Global Economy Expert

Timothy Taylor is an American economist. He is managing editor of the Journal of Economic Perspectives, a quarterly academic journal produced at Macalester College and published by the American Economic Association. Taylor received his Bachelor of Arts degree from Haverford College and a master's degree in economics from Stanford University. At Stanford, he was winner of the award for excellent teaching in a large class (more than 30 students) given by the Associated Students of Stanford University. At Minnesota, he was named a Distinguished Lecturer by the Department of Economics and voted Teacher of the Year by the master's degree students at the Hubert H. Humphrey Institute of Public Affairs. Taylor has been a guest speaker for groups of teachers of high school economics, visiting diplomats from eastern Europe, talk-radio shows, and community groups. From 1989 to 1997, Professor Taylor wrote an economics opinion column for the San Jose Mercury-News. He has published multiple lectures on economics through The Teaching Company.
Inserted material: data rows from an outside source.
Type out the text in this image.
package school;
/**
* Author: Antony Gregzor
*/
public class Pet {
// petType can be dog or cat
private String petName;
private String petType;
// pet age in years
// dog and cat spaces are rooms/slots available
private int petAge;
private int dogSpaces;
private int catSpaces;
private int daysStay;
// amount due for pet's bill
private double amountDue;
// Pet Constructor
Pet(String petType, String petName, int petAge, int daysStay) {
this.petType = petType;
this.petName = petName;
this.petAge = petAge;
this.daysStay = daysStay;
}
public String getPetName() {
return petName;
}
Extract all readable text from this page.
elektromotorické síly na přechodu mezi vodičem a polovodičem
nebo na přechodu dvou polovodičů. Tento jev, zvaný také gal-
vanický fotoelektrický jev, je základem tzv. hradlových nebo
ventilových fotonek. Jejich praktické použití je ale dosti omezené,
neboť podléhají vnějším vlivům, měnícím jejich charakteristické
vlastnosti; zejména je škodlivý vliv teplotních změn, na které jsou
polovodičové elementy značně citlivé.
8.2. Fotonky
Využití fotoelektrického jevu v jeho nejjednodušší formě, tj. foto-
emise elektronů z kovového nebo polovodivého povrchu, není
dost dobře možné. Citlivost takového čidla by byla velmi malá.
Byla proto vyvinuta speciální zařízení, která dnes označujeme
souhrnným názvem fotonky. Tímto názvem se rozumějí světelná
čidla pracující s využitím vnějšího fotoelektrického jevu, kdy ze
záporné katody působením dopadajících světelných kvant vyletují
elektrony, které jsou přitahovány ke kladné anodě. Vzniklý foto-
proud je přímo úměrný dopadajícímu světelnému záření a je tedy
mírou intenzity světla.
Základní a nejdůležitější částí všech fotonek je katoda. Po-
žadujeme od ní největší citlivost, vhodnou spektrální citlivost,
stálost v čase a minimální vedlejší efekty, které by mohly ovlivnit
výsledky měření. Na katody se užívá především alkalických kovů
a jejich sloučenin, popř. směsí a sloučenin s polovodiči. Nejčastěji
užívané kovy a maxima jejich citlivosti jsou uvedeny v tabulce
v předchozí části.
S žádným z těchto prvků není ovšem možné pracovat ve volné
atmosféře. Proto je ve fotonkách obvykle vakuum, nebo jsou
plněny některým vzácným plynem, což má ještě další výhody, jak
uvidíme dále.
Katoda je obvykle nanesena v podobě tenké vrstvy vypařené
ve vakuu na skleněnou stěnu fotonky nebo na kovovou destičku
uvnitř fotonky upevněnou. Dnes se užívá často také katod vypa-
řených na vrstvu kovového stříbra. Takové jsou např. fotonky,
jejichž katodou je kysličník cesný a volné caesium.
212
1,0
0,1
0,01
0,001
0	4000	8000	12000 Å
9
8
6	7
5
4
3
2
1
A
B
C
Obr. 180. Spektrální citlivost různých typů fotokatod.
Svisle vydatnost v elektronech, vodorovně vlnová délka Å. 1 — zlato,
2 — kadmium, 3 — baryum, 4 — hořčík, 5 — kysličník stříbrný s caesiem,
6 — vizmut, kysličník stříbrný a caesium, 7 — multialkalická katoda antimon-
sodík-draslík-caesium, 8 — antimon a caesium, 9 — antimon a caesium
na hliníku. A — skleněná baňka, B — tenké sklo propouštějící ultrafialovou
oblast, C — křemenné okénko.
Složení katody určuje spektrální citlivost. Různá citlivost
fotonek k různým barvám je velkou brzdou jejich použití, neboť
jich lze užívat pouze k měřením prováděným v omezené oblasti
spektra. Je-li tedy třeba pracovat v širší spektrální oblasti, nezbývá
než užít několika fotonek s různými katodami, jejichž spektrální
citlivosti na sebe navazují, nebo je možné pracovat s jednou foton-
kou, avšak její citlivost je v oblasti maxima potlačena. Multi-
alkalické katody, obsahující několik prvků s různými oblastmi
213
With Rudolph Penner and Isabel Sawhill, he is co-author of Updating America's Social Contract (2000), whose first chapter provided an early radical centrist perspective, "An Agenda for the Radical Middle". Taylor is also the author of The Instant Economist: Everything You Need to Know About How the Economy Works, published by the Penguin Group in 2012. The fourth edition of Taylor's Principles of Economics textbook was published by Textbook Media in 2017.